Le modèle québécois n’est pas toujours celui qu’on croit. L’expression fait généralement référence à l’intervention de notre État pour atténuer les inégalités. Mais en santé, c’est plus compliqué…
Publié à 00h45
Mis à jour à 7h00
Pour vous en convaincre, regardez les statistiques sur les médecins qui quittent le système public pour exercer en privé.
Combien y en a-t-il ? Dans la majorité des provinces canadiennes, la réponse est simple : zéro. En 2022, aucun individu n’a été trouvé au Manitoba, en Saskatchewan, au Nouveau-Brunswick, en Nouvelle-Écosse, à Terre-Neuve et à l’Île-du-Prince-Édouard.
Qu’en est-il de l’Alberta conservatrice ? Il n’y en avait que deux. Même chose pour la Colombie-Britannique.
L’Ontario est un peu différent de la moyenne. En 2022, ils étaient 14. Ce sont les derniers médecins bénéficiant d’un droit acquis depuis que le passage au privé a été interdit en 2004. Après leur départ à la retraite, ce nombre reviendra à zéro.
Une seule nation se démarque de ce portrait. Vous avez compris lequel. Au Québec, pas moins de 642 médecins ont quitté le réseau public pour travailler dans le secteur privé. Et c’était en 2022, lorsque l’Institut CD Howe publiait une étude sur le sujet.1.
Selon le dernier décompte, il y en aurait au moins 775.
L’Institut CD Howe – qui n’est pas de gauche – n’y voit aucun avantage. Le Collège des médecins non plus.
Pendant deux ans, la direction de cet ordre professionnel a parcouru le Québec à la rencontre de ses membres. Il a ensuite examiné les études et interviewé les chercheurs. Sa conclusion est sans équivoque : la société est perdante. Le secteur privé doit être réglementé et son expansion doit être « suspendue immédiatement ». Cette position a été adoptée à l’unanimité. Et sous les applaudissements, me disent-ils.
Le ministre de la Santé, Christian Dubé, promet à son tour de serrer la vis. Un projet de loi sera déposé d’ici la fin de l’automne.
L’intention est modeste : interdire la transition vers le secteur privé pour les nouveaux médecins, et seulement dans les premières années de leur pratique. Les détails restent à clarifier.
La Fédération des médecins résidents y voit une « discrimination » de la part de M. Dubé. Au lieu d’interdire le secteur privé, il faudrait plutôt comprendre pourquoi les médecins désertent le secteur public, estime-t-elle.

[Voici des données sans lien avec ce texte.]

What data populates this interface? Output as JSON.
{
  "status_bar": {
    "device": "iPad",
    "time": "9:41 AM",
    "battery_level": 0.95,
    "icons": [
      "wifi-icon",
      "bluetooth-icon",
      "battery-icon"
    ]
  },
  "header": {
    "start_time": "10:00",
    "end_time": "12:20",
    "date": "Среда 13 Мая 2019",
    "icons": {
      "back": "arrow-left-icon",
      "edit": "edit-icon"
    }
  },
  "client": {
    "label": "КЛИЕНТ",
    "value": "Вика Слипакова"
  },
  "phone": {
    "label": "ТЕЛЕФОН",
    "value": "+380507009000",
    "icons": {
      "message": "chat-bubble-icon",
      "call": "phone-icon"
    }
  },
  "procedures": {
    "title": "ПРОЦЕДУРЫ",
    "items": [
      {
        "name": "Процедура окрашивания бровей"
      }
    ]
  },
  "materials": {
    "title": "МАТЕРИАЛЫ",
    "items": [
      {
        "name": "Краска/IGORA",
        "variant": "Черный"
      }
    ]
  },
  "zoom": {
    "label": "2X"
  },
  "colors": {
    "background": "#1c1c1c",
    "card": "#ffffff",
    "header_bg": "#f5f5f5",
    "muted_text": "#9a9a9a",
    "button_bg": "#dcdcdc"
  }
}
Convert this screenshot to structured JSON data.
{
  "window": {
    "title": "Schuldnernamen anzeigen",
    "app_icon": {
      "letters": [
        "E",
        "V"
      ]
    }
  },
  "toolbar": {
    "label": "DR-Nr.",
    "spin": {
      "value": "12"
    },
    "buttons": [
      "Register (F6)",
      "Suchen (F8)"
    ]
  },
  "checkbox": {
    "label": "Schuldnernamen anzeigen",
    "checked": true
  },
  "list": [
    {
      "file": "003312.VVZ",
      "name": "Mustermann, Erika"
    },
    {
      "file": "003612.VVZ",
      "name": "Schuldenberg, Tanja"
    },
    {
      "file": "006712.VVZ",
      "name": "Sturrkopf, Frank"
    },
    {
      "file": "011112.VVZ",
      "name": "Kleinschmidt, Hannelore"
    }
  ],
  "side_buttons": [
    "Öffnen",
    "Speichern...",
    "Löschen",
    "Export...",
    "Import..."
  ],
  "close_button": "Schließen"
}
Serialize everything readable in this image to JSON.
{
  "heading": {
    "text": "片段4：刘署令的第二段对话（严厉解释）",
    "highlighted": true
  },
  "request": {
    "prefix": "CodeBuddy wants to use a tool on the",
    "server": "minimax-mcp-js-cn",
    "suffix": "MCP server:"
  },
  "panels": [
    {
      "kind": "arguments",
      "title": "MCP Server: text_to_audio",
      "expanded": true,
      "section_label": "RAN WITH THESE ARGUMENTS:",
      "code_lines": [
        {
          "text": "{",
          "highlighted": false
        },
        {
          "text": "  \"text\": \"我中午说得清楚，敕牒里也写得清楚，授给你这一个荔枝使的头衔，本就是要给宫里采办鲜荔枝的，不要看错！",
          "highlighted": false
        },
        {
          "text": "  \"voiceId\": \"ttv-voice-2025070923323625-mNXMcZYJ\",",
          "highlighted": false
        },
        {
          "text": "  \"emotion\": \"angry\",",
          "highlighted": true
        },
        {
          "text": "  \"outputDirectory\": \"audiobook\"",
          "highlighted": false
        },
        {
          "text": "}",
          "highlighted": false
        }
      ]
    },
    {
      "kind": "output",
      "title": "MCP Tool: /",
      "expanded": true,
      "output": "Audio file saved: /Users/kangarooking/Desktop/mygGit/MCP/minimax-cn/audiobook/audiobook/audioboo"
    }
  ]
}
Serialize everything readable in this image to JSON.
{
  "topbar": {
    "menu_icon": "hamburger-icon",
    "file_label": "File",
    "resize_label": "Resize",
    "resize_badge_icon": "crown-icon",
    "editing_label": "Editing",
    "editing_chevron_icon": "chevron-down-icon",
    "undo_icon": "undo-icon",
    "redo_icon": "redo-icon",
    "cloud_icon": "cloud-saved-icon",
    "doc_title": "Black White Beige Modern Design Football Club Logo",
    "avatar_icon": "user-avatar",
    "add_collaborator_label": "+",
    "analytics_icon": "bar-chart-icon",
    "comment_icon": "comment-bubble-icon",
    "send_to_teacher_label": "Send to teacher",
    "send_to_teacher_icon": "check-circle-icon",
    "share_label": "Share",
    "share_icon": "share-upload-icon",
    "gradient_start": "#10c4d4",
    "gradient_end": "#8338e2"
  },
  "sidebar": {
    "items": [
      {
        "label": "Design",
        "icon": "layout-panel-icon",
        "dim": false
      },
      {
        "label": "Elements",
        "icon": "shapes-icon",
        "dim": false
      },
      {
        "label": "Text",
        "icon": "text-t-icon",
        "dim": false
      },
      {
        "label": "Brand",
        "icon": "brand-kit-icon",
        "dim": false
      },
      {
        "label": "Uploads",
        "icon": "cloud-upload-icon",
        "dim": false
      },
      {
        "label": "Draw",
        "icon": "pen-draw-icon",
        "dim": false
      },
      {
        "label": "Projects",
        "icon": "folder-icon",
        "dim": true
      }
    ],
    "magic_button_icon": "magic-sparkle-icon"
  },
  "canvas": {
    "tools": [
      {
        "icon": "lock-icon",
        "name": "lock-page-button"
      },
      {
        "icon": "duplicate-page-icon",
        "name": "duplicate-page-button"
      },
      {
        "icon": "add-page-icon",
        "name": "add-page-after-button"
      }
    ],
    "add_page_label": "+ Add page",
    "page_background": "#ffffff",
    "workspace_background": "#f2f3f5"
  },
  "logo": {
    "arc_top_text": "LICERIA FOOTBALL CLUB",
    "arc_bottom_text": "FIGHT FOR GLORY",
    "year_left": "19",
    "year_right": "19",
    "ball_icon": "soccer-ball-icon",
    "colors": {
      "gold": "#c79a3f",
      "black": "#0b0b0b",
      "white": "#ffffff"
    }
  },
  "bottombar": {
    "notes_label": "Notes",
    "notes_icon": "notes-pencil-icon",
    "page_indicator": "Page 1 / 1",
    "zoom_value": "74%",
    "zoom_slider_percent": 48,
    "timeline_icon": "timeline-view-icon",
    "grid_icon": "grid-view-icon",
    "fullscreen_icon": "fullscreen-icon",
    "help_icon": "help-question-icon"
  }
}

La réponse est simple : dans le secteur privé, ils peuvent traiter une clientèle plus légère et plus payante, avec un horaire flexible.
Le public ne pourra jamais offrir cela. Les patients vulnérables doivent également être pris en charge, même s’ils sont malades un samedi.
Cette fuite vers le secteur privé crée deux inégalités.
Le premier est destiné aux médecins. Ceux qui restent publics sont confrontés à des cas plus compliqués. Ils sont pénalisés pour leur loyauté. Cela crée une dangereuse spirale de démotivation.
La deuxième injustice concerne le patient. Les plus riches paient pour un meilleur accès. Ils peuvent être soignés en priorité, même si leur maladie est moins grave.
Bien entendu, il n’existe pas un seul profil de médecin qui migre vers le privé. Prenons le cas d’un médecin spécialiste. Il souhaite s’opérer un jeudi en fin de journée, mais aucune chambre n’est disponible à l’hôpital. Soit il reste chez lui, soit il opère en privé.
D’un point de vue individuel, cette approche est compréhensible.
Mais d’un point de vue collectif, si nous laissons le secteur privé se développer, il siphonnera les meilleures ressources.
Une des études consultées par le Collège des médecins suggère de réglementer le secteur privé pour éviter cet effet pervers. Par exemple, en plafonnant les prix facturés au secteur privé. Les médecins qui y opèrent le feront pour compléter leur emploi du temps et non pour se remplir les poches. Cela permettrait d’éviter des cas comme celui rapporté par le député solidaire Vincent Marissal, qui mène la révolte dans ce dossier : un orthopédiste annonce à son patient que son opération de la hanche sera réalisée dans huit mois au public… ou en trois semaines au privé, pour 25 000 $.
Même si le Québec se démarque par son pourcentage de médecins désaffiliés, celui-ci ne représente qu’une minorité – environ 4 % – de la profession. Cependant, ce n’est pas un argument pour laisser tomber les choses. Aucune mesure ne pourra à elle seule guérir le système de santé, et tout ce qui peut aider est le bienvenu.
Ce n’est pas la première fois que M. Dubé subit des pressions de la part du Collège des médecins.
L’année dernière, le Collège jugeait irréaliste la promesse de garantir un médecin de famille à chaque Québécois. Mieux vaut s’assurer que chaque patient soit suivi par un professionnel de la santé, a-t-on soutenu. M. Dubé penche maintenant pour cette idée.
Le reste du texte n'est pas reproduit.